Se conheceram em um café no centro da cidade. Ele pediu um expresso duplo, ela um Frappuccino com leite desnatado. Os pedidos foram trocados, o que os forçou a trocarem também algumas palavras e em seguida telefones.
Na verdade, talvez tenham se conhecido na fila do banco, na qual a espera e a falta de paciência os levaram a conversar. Ou talvez o encontro tenha ocorrido em uma dessas festas estranhas com gente esquisita, que tocava jazz e onde ouviram juntos pela primeira vez “I Put a Spell on You”, que então se tornou a trilha sonora dos dois.
Não importa. A verdade é que nenhum deles se lembra de como aconteceu, porque simplesmente não teve importância.
Não viajaram para Paris nas férias e nem passaram o final de semana na praia. Não tiraram fotos, nem se escreveram longas declarações ou pequenos bilhetes de “eu te amo”.
Ele não foi odiado pela família dela e nem ela amada pelo cachorro dele, que não fazia festa toda vez que ela o visitava, porque ela nunca o fez. Nunca viram clássicos do cinema juntos, nem discutiram durante um filme, porque ela não parava de falar do problema com o chefe e sobre como é maçante o trabalho no mercado financeiro.
Ela nunca fez para ele seu famoso espaguete à putanesca e ele nunca escolheu um vinho que combinasse com o prato.
Nunca passaram a noite entrelaçados, aconchegados.

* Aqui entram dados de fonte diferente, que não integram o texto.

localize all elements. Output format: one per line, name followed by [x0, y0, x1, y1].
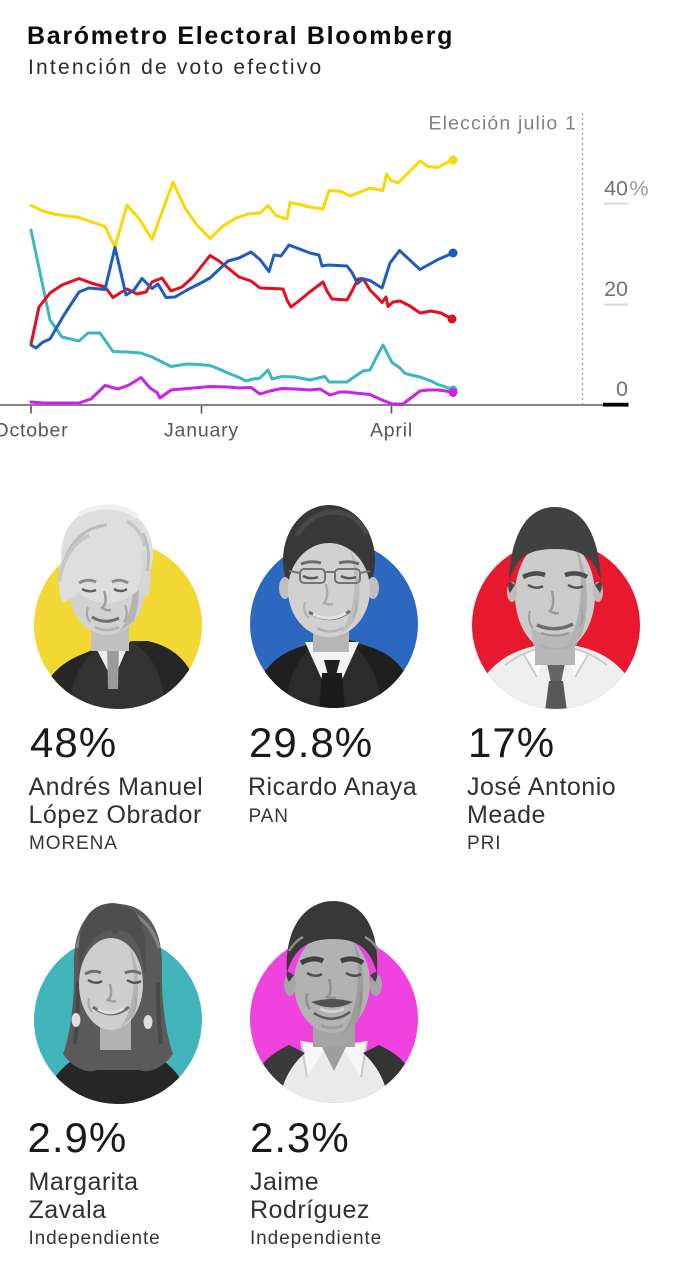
svg-text:40: 40: [604, 177, 628, 201]
svg-text:October: October: [0, 420, 68, 442]
svg-text:20: 20: [604, 277, 628, 301]
svg-text:January: January: [164, 420, 239, 442]
svg-text:0: 0: [616, 377, 628, 401]
svg-text:%: %: [630, 177, 649, 201]
svg-text:April: April: [370, 420, 413, 442]
svg-text:Elección julio 1: Elección julio 1: [429, 113, 577, 135]
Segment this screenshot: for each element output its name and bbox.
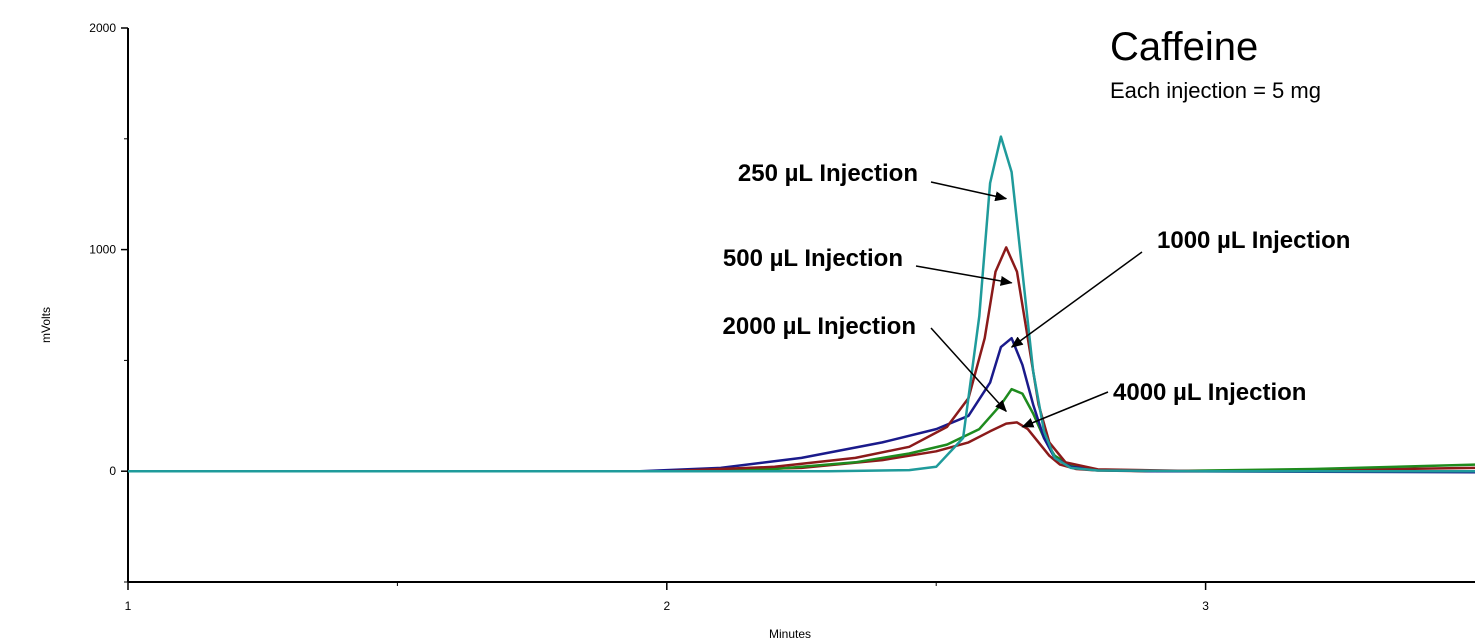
annotation-arrow [930, 327, 1007, 413]
x-tick-label: 2 [663, 599, 670, 613]
y-tick-label: 1000 [89, 243, 116, 257]
annotation-arrow [1021, 391, 1109, 428]
annotation-arrow [930, 181, 1008, 202]
y-tick-label: 0 [109, 464, 116, 478]
annotation-arrow [1010, 251, 1143, 348]
x-axis-title: Minutes [769, 627, 811, 641]
annotation-arrow [915, 265, 1013, 286]
x-tick-label: 1 [125, 599, 132, 613]
annotation-label: 4000 µL Injection [1113, 379, 1306, 406]
series-line-2 [128, 246, 1475, 473]
chart-subtitle: Each injection = 5 mg [1110, 78, 1321, 103]
series-line-1 [128, 135, 1475, 473]
annotation-layer: 250 µL Injection 500 µL Injection 1000 µL … [723, 160, 1350, 428]
annotation-label: 1000 µL Injection [1157, 227, 1350, 254]
annotation-label: 500 µL Injection [723, 245, 903, 272]
annotation-label: 2000 µL Injection [723, 313, 916, 340]
y-tick-label: 2000 [89, 21, 116, 35]
x-tick-label: 3 [1202, 599, 1209, 613]
chart-title: Caffeine [1110, 25, 1258, 69]
axes: 0 1000 2000 1 2 3 [89, 21, 1475, 613]
y-axis-title: mVolts [39, 307, 53, 343]
annotation-label: 250 µL Injection [738, 160, 918, 187]
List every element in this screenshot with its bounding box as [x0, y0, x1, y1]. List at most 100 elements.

Nem observaram um ao outro enquanto dormiam e sentiram a paz que amar aquele frágil e fantástico ser humano poderia proporcionar.
Não se amaram, pois não permitiram que isso acontecesse. Não se envolveram, porque ambos acreditavam que não eram as “pessoas certas” um para o outro. Nem sequer se conheceram direito, pois escolheram ser pragmáticos e não perder tempo com quem era indiferente.

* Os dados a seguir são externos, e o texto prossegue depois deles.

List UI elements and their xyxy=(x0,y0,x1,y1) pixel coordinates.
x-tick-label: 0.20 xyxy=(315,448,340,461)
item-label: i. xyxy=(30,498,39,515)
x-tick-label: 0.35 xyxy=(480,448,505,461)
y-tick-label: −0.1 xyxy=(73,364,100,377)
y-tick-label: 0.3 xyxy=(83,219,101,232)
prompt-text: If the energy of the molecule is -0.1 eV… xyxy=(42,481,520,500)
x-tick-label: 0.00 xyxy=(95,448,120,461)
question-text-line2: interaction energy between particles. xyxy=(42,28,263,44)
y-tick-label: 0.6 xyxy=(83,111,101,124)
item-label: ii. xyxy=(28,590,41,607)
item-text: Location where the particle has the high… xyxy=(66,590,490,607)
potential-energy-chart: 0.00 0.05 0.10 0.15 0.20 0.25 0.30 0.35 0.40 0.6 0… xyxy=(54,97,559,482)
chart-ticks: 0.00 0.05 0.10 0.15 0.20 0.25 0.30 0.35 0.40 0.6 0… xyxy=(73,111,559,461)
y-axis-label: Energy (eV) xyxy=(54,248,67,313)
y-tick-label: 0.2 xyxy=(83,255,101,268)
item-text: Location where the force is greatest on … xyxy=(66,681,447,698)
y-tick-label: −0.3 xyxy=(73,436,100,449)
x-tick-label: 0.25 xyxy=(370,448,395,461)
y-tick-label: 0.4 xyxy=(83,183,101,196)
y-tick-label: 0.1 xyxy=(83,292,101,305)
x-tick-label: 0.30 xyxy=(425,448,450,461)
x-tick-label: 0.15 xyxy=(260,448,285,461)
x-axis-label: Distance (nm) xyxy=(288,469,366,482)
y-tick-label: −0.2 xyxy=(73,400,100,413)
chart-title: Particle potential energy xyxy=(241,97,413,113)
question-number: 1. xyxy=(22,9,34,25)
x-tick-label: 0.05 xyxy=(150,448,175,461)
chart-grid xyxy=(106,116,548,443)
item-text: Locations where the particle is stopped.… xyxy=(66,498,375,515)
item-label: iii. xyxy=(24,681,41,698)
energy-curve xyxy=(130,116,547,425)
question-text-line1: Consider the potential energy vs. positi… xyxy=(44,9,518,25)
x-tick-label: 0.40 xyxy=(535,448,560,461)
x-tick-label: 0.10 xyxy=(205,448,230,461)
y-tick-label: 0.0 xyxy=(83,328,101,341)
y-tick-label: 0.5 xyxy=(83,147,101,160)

Preferiram a simples troca de fluídos, ao invés da troca de carinho. Uma única noite mal dormida, ao invés de várias bem vividas. Uma despedida prematura e uma vida sem a companhia um do outro, ao invés de se aproveitarem por mais um final de semana, por um mês ou para sempre, até que o para sempre chegasse ao final.
Se deixaram passar, se foram, se esqueceram. Um amor que não aconteceu.

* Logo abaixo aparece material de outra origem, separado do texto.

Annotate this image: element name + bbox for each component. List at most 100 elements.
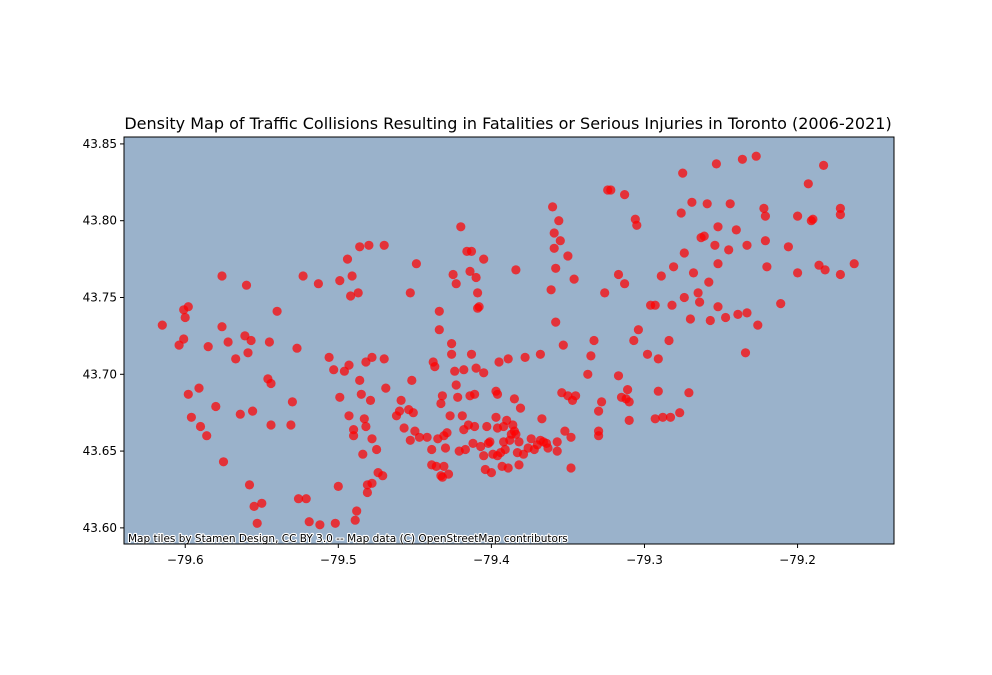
collision-point bbox=[658, 412, 668, 422]
collision-point bbox=[620, 190, 630, 200]
collision-point bbox=[313, 279, 323, 289]
collision-point bbox=[183, 302, 193, 312]
collision-point bbox=[548, 202, 558, 212]
collision-point bbox=[721, 312, 731, 323]
collision-point bbox=[286, 420, 296, 430]
collision-point bbox=[667, 300, 677, 310]
y-tick-label: 43.60 bbox=[83, 521, 117, 535]
collision-point bbox=[713, 222, 723, 232]
collision-point bbox=[688, 268, 699, 278]
collision-point bbox=[355, 375, 365, 385]
collision-point bbox=[211, 401, 221, 412]
collision-point bbox=[350, 515, 360, 525]
collision-point bbox=[450, 366, 460, 376]
collision-point bbox=[665, 412, 676, 422]
x-axis: −79.6 −79.5 −79.4 −79.3 −79.2 bbox=[167, 544, 816, 567]
collision-point bbox=[381, 383, 391, 393]
collision-point bbox=[471, 272, 481, 283]
collision-point bbox=[543, 443, 553, 453]
collision-point bbox=[551, 263, 561, 273]
collision-point bbox=[470, 389, 480, 399]
collision-point bbox=[554, 216, 564, 226]
collision-point bbox=[244, 480, 255, 490]
collision-point bbox=[558, 340, 568, 350]
collision-point bbox=[569, 274, 579, 284]
collision-point bbox=[436, 398, 446, 409]
collision-point bbox=[702, 199, 712, 209]
collision-point bbox=[356, 389, 366, 399]
collision-point bbox=[724, 245, 734, 255]
collision-point bbox=[600, 288, 610, 298]
collision-point bbox=[737, 154, 748, 164]
collision-point bbox=[465, 266, 475, 276]
collision-point bbox=[613, 269, 624, 280]
collision-point bbox=[439, 461, 449, 471]
collision-point bbox=[378, 471, 388, 481]
collision-point bbox=[583, 369, 593, 379]
y-tick-label: 43.65 bbox=[83, 444, 117, 458]
collision-point bbox=[776, 299, 786, 309]
collision-point bbox=[344, 411, 354, 421]
collision-point bbox=[725, 199, 735, 209]
y-tick-label: 43.75 bbox=[83, 290, 117, 304]
collision-point bbox=[266, 420, 276, 430]
collision-point bbox=[552, 446, 562, 456]
collision-point bbox=[379, 354, 389, 364]
collision-point bbox=[427, 444, 437, 455]
collision-point bbox=[511, 429, 521, 439]
collision-point bbox=[367, 352, 377, 362]
collision-point bbox=[759, 203, 769, 213]
collision-point bbox=[442, 428, 452, 438]
x-tick-label: −79.4 bbox=[473, 553, 510, 567]
collision-point bbox=[396, 395, 406, 405]
collision-point bbox=[195, 421, 206, 432]
collision-point bbox=[194, 383, 204, 393]
collision-point bbox=[685, 314, 696, 324]
collision-point bbox=[361, 421, 371, 432]
collision-point bbox=[372, 444, 382, 455]
collision-point bbox=[411, 259, 421, 269]
collision-point bbox=[563, 251, 573, 261]
collision-point bbox=[272, 306, 282, 316]
collision-point bbox=[445, 411, 455, 421]
collision-point bbox=[466, 349, 477, 359]
collision-point bbox=[246, 335, 256, 346]
collision-point bbox=[676, 208, 686, 218]
x-tick-label: −79.3 bbox=[626, 553, 663, 567]
collision-point bbox=[623, 385, 633, 395]
collision-point bbox=[819, 160, 829, 170]
collision-point bbox=[586, 351, 596, 361]
collision-point bbox=[359, 414, 369, 424]
collision-point bbox=[203, 342, 213, 352]
collision-point bbox=[537, 414, 547, 424]
collision-point bbox=[684, 388, 694, 398]
y-tick-label: 43.80 bbox=[83, 214, 117, 228]
collision-point bbox=[678, 168, 688, 178]
collision-point bbox=[760, 211, 771, 221]
collision-point bbox=[503, 354, 513, 364]
collision-point bbox=[315, 520, 325, 530]
collision-point bbox=[474, 302, 484, 312]
collision-point bbox=[335, 392, 345, 402]
collision-point bbox=[448, 269, 458, 280]
collision-point bbox=[298, 271, 308, 281]
collision-point bbox=[835, 269, 846, 280]
collision-point bbox=[466, 246, 477, 256]
collision-point bbox=[329, 365, 339, 375]
collision-point bbox=[514, 437, 524, 447]
collision-point bbox=[437, 391, 447, 401]
collision-point bbox=[642, 349, 653, 359]
collision-point bbox=[620, 279, 630, 289]
collision-point bbox=[365, 395, 376, 405]
y-axis: 43.60 43.65 43.70 43.75 43.80 43.85 bbox=[83, 137, 124, 535]
collision-point bbox=[451, 380, 461, 390]
collision-point bbox=[511, 265, 521, 275]
collision-point bbox=[762, 262, 772, 272]
collision-point bbox=[422, 432, 432, 442]
collision-point bbox=[186, 412, 196, 422]
collision-point bbox=[243, 348, 253, 358]
plot-frame bbox=[123, 136, 895, 545]
collision-point bbox=[650, 414, 660, 424]
collision-point bbox=[653, 354, 663, 364]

Ambos se sentem sós e sonham em encontrar alguém com quem ouvir “I Put a Spell on You” ou que tope passar as férias em Paris. O que nenhum percebeu é que já teriam achado, se tivessem se visto como uma oportunidade para isso.
Em terra de cego, quem encontra o amor é porque entendeu que é preciso enxergar dentro do outro e além do seu próprio umbigo.